7

I've seen useful posts on LC_ALL=C and resolving problems with locale settings, but those look a bit too complicated to me.

In a session started with LC_ALL=C bash I've tried the obvious LC_ALL=nl_NL, but that gave warnings, so I'm unsure if that is the proper way to go when setting LC_ALL=C (without bash)

Cor Nouws
  • 101

2 Answers2

10

@steeldriver is right, unsurprisingly.

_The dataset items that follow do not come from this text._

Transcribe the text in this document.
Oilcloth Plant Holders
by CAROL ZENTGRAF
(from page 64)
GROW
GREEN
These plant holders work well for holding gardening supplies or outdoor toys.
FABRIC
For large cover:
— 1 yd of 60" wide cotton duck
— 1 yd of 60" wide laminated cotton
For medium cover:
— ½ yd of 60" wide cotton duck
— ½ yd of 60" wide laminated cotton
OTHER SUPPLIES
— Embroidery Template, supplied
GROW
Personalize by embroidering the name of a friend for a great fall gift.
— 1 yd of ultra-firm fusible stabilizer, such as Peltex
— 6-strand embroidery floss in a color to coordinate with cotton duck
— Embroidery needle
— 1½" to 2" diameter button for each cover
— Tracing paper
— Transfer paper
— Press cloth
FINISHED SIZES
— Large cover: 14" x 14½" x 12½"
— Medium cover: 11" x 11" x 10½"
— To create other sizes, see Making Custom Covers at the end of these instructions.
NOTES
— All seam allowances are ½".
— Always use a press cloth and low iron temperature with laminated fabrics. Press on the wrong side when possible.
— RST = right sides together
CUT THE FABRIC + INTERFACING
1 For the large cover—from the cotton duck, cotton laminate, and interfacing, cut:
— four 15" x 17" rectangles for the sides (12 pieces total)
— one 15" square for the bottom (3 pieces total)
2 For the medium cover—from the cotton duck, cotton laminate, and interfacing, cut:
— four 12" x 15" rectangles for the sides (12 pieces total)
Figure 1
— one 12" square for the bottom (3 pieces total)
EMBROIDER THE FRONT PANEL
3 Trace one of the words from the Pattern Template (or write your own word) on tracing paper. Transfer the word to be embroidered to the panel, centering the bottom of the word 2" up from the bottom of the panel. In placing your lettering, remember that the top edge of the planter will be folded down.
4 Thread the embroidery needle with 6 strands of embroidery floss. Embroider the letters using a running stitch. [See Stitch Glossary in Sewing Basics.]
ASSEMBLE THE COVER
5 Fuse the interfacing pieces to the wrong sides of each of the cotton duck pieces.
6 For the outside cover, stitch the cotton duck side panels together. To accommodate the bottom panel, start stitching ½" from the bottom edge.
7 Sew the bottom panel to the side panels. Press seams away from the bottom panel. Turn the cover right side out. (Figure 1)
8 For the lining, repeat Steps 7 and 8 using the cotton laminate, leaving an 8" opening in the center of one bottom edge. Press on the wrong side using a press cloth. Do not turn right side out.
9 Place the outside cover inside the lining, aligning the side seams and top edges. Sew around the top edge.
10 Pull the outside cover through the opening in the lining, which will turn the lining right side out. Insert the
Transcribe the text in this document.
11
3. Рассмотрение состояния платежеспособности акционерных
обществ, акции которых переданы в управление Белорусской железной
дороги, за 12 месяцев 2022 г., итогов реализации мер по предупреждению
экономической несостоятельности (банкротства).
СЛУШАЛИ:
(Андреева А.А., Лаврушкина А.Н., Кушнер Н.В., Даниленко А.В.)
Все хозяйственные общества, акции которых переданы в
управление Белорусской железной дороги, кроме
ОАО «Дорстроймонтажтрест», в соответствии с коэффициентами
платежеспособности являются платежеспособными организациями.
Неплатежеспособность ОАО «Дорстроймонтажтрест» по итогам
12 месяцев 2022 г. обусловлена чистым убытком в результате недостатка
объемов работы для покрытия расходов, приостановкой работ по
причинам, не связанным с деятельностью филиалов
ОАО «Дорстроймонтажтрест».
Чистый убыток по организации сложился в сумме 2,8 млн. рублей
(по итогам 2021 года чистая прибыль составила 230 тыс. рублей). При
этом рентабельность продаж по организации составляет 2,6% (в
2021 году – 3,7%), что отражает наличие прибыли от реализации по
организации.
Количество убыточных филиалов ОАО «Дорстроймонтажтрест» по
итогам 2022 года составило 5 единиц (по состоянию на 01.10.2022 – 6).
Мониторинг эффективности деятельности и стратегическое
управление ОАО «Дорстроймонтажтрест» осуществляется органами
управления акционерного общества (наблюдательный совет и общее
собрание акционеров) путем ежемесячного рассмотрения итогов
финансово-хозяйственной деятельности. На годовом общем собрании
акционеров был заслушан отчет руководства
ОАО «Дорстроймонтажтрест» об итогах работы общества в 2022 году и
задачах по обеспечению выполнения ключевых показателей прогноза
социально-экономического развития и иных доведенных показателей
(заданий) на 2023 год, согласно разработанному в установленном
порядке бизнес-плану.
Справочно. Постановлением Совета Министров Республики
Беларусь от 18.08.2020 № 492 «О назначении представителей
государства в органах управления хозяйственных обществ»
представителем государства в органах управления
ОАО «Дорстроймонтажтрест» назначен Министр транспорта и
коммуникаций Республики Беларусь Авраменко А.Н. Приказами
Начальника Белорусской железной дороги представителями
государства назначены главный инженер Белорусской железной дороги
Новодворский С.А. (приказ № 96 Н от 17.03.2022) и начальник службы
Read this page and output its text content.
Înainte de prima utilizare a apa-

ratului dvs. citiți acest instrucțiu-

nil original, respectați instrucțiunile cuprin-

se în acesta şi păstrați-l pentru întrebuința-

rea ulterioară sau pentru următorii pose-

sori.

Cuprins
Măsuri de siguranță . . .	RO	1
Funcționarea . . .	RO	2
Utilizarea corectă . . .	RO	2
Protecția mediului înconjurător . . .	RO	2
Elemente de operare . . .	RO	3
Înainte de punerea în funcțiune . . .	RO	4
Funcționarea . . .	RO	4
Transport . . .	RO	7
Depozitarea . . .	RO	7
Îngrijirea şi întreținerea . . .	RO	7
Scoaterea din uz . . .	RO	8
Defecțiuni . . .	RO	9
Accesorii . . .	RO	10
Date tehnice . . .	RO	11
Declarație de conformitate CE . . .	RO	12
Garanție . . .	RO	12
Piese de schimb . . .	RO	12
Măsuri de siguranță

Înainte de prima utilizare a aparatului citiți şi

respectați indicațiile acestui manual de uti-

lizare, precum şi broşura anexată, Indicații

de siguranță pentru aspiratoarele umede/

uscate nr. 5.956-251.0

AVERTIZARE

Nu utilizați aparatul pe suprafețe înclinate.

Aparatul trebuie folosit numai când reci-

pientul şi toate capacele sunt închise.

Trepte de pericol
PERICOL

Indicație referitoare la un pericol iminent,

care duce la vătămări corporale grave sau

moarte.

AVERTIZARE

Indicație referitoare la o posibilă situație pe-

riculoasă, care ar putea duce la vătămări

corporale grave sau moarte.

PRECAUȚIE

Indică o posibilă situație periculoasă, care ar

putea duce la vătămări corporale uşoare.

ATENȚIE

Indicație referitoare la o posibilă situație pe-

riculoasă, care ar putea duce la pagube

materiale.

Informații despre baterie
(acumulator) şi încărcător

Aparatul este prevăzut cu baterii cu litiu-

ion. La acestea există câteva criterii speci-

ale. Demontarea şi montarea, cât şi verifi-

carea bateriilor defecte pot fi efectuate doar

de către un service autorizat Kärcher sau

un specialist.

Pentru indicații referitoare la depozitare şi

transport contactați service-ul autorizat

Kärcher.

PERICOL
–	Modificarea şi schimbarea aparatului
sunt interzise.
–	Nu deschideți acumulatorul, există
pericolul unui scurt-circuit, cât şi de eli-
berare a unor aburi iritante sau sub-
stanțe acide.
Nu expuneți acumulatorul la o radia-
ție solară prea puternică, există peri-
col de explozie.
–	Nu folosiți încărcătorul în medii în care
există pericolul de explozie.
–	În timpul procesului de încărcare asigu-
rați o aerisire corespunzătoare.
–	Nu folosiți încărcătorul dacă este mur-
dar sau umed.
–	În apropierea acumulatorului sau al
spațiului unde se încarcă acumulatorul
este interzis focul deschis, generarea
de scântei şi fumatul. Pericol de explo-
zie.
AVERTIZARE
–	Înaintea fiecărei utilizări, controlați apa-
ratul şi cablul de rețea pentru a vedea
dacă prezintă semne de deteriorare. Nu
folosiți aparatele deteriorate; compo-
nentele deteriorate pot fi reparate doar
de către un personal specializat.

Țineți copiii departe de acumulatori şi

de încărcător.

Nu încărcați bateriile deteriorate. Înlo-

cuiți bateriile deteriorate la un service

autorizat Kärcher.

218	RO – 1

All you need to do is

LC_ALL=

to restore all your normal locale settings for the session.

Example:

$ export LC_ALL=C
$ locale
LANG=en_GB.UTF-8
LANGUAGE=en_GB:en
LC_CTYPE="C"
LC_NUMERIC="C"
LC_TIME="C"
LC_COLLATE="C"
LC_MONETARY="C"
LC_MESSAGES="C"
LC_PAPER="C"
LC_NAME="C"
LC_ADDRESS="C"
LC_TELEPHONE="C"
LC_MEASUREMENT="C"
LC_IDENTIFICATION="C"
LC_ALL=C

setting LC_ALL= restores the original locale settings

$ LC_ALL=
$ locale
LANG=en_GB.UTF-8
LANGUAGE=en_GB:en
LC_CTYPE="en_GB.UTF-8"
LC_NUMERIC=en_GB.UTF-8
LC_TIME=en_GB.UTF-8
LC_COLLATE="en_GB.UTF-8"
LC_MONETARY=en_GB.UTF-8
LC_MESSAGES="en_GB.UTF-8"
LC_PAPER=en_GB.UTF-8
LC_NAME=en_GB.UTF-8
LC_ADDRESS=en_GB.UTF-8
LC_TELEPHONE=en_GB.UTF-8
LC_MEASUREMENT=en_GB.UTF-8
LC_IDENTIFICATION=en_GB.UTF-8
LC_ALL=
Zanna
  • 72,312
6

The probable reason why LC_ALL=nl_NL gave you warnings is that nl_NL is a locale for enabling ISO-8859-1 encoding, and it's typically not generated on an Ubuntu system. LC_ALL=nl_NL.UTF-8 should work. As others have said, LC_ALL= (i.e. disabling it) works too.